Mereka bertiga segera menuju bagian depan. Berharap sesegera mungkin menaiki Ford yang terparkir di halaman. Namun, langkah mereka terhenti saat terdengar suara jeep dari depan. Karmin dan Zemin saling berpandangan. Tanpa bicara, mereka berdua sepertinya satu suara untuk kembali ke gudang.

Zemin sengaja tidak mengunci pintu gudang agar keberadaan mereka di gudang tidak dicurigai. Kini, mereka bertiga bersembunyi di sebuah ruang rahasia berukuran 2x2. Sebuah ruang rahasia yang tertutup lemari.

Derap langkah mulai terdengar dari dalam. Karmin, Zemin dan Mei Ling duduk berdampingan dengan wajah cemas. Langkah itu terdengar makin jelas. Beberapa orang mulai menggeledah isi ruangan tetapi hasilnya nihilnya.

“Ndak ketemu?”

Telinga Karmin mendengar jelas suara berat seorang lelaki. Ya, suara itu sangat ia kenal.

Hening. Sesaat setelah terdengar beberapa langkah keluar meninggalkan gudang. Mereka bertiga memutuskan untuk tetap bersembunyi. Sembari menunggu keadaan aman, Zemin mengajak Mei Ling berbicara.
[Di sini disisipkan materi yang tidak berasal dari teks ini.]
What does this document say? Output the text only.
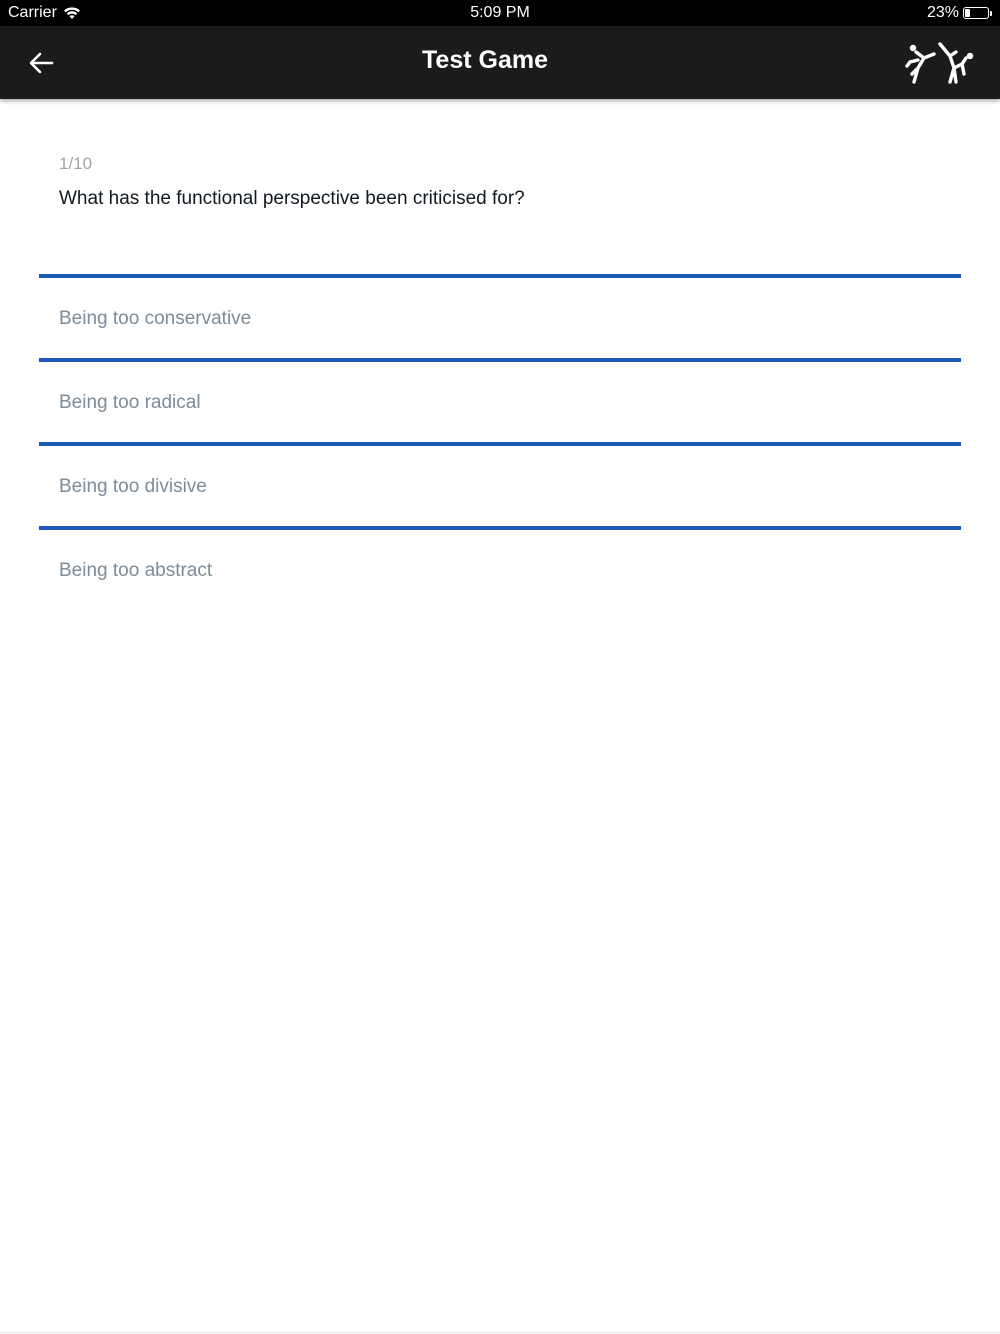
Carrier	5:09 PM	23%
Test Game
1/10
What has the functional perspective been criticised for?
Being too conservative
Being too radical
Being too divisive
Being too abstract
Berbeda dengan Karmin yang terlihat lebih banyak diam. Namun, sesungguhnya, pikirannya mengembara ke suatu masa. Sepasang matanya menoleh kepada kakak beradik yang sedang berbicara itu. Karmin mendesah. Merutuki ketidakperdayaannya melindungi dua sahabatnya yang kini sedang terancam.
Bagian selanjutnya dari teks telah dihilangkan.